Why pray?

“But now that he is dead, why should I go on fasting? Can I bring him back again? I will go to him, but he will not return to me.”- David, 2Samuel 12:23

There aren’t many things more tragic than the death of a child.

We had adopted BabyGirl into our hearts. We prayed for this infant barely a day old and according to her Mom’s physicians, doomed to die upon her entrance into the world. She didn’t die right away, and this gave many reason to hope for a glimpse of the miraculous. We prayed boldly. Her parents- not necessarily believers grabbed hold of a prayer quilt that you (people of HoPE) gave to them, braced themselves and hoped against hope.

Ruth brought to us BabyGirl’s story when she asked us to pray for her coworker. This mom’s vast grief might abate over time, but we guess that for now must be made more intense because ,as Ruth shared, there were two other women at the office who were pregnant at the same time as she was. They each now hold in their arms a healthy baby girl with a big bow strapped to their bald head. Ruth showed me pictures of herself holding each one.

Snapshots of exuberant joy over new life in the backdrop of indescribable loss make us very aware of how fragile and mysterious life is.

How do we pray for a life to be spared in the backdrop of our mortality?

While David’s circumstances differ from this particular situation, the story of his loss in 2Samuel 12:14-31 does give us an insight about prayer itself: it humbles us, inviting us to follow God in the dark.

The fact that David washed his face, had dinner, went to console his wife and had sex with her, had more children is not a primer on how to grieve or not grieve . While we are not given much in regards to his interior life’s struggle at that moment of deep loss, David’s actions show his going on with his life, conveying acceptance with the way things turned out despite his most fervent prayers.

Why pray as a community of believers when there is no guarantee that we will always see the miracle we seek with our own eyes,right away? Why learn about prayer?

Becoming good at praying doesn’t prepare us for how to get yes answers from the Lord. Becoming good at praying prepares us to answer “yes,Lord”-no matter what, even when things don’t turn out the way we had wished. Prayer prepares us to “see” God,even beyond our tears.

“Oh, that my words were recorded, that they were written on a scroll,
that they were inscribed with an iron tool on lead,or engraved in rock forever! I know that my redeemer lives, and that in the end he will stand on the earth. And after my skin has been destroyed,yet in my flesh I will see God; I myself will see him with my own eyes—I, and not another. How my heart yearns within me!” -Job,Book of Job 19:22-25.

The prayer for healing: God’s answer is always yes

January 26, 2011

People walked forward for special prayer, and even anointing as prayer teams of pastors and prayer leaders lined up the front of the Forest Lake Church sanctuary. The intercessory prayers were preceded by personal accounts from a high school principal named Gloria and our Audio Visual Coordinator, Ron.

Gloria is battling a rare form of cancer. She found out about her diagnosis shortly after her husband’s sudden death. A collective show of people love and support swarmed around her. Groups had been praying for her by name. They wanted to draw close to her and let her know she and her family would continue to be in their thoughts as she goes through treatment

It was encouraging to hear Ron’s own story of breakthrough and renewed vigor after his being anointed and prayed for about a year ago.

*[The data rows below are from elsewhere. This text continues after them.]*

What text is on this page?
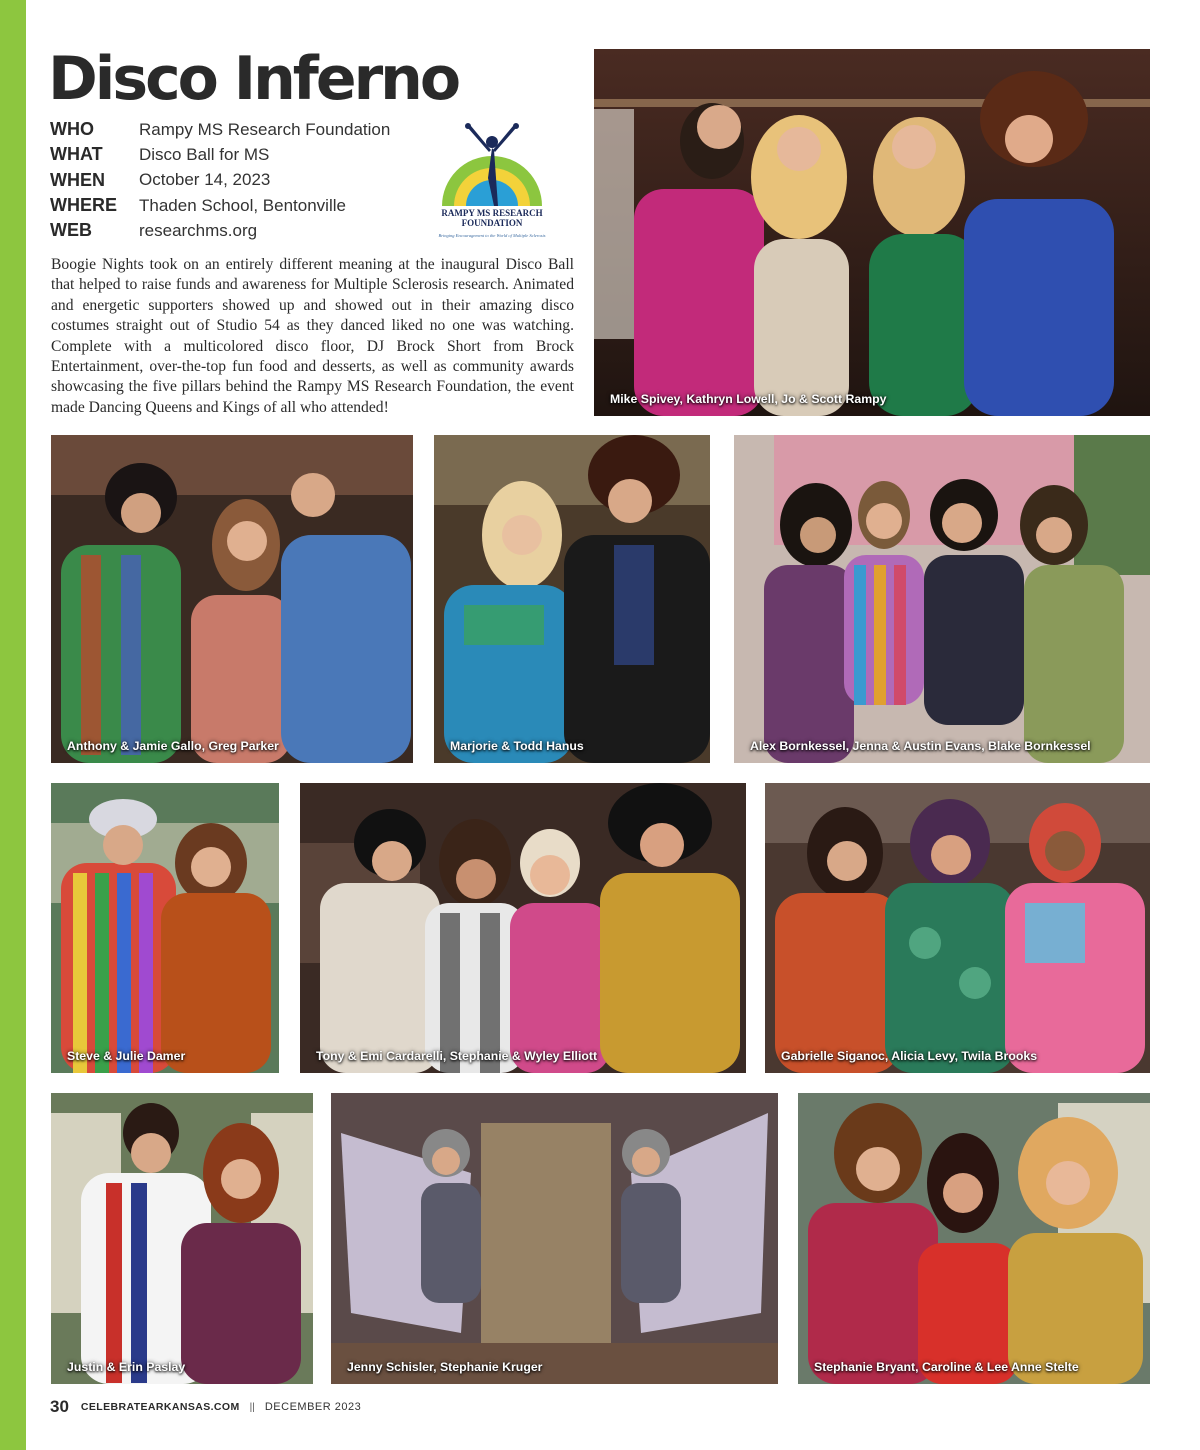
Disco Inferno
WHO	Rampy MS Research Foundation
WHAT	Disco Ball for MS
WHEN	October 14, 2023
WHERE	Thaden School, Bentonville
WEB	researchms.org
RAMPY MS RESEARCH
FOUNDATION
Bringing Encouragement to the World of Multiple Sclerosis

Boogie Nights took on an entirely different meaning at the inaugural Disco Ball that helped to raise funds and awareness for Multiple Sclerosis research. Animated and energetic supporters showed up and showed out in their amazing disco costumes straight out of Studio 54 as they danced liked no one was watching. Complete with a multicolored disco floor, DJ Brock Short from Brock Entertainment, over-the-top fun food and desserts, as well as community awards showcasing the five pillars behind the Rampy MS Research Foundation, the event made Dancing Queens and Kings of all who attended!	Mike Spivey, Kathryn Lowell, Jo & Scott Rampy
Anthony & Jamie Gallo, Greg Parker	Marjorie & Todd Hanus	Alex Bornkessel, Jenna & Austin Evans, Blake Bornkessel
Steve & Julie Damer	Tony & Emi Cardarelli, Stephanie & Wyley Elliott	Gabrielle Siganoc, Alicia Levy, Twila Brooks
Justin & Erin Paslay	Jenny Schisler, Stephanie Kruger	Stephanie Bryant, Caroline & Lee Anne Stelte
30 CELEBRATEARKANSAS.COM || DECEMBER 2023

Pastor Gary Patterson who serves as the transition lead pastor for the church shared his own experience with the practice of anointing in his earlier years in pastoral ministry.

“For the believer, the answer to the prayer for healing is always yes,” Pastor Patterson concluded.

Perhaps another way of putting it is that the healing one seeks may come right at this moment or it may have its fulfillment after death. Either way, God’s glory shines when one puts his or her life in God’s hands.

How do you react to the idea of an illness and even your death could be an opportunity for hope for someone else? How can illness become a way of showing the realness of God’s power in the life of a person? Is it possible to be cured and not healed? What’s the difference between the two?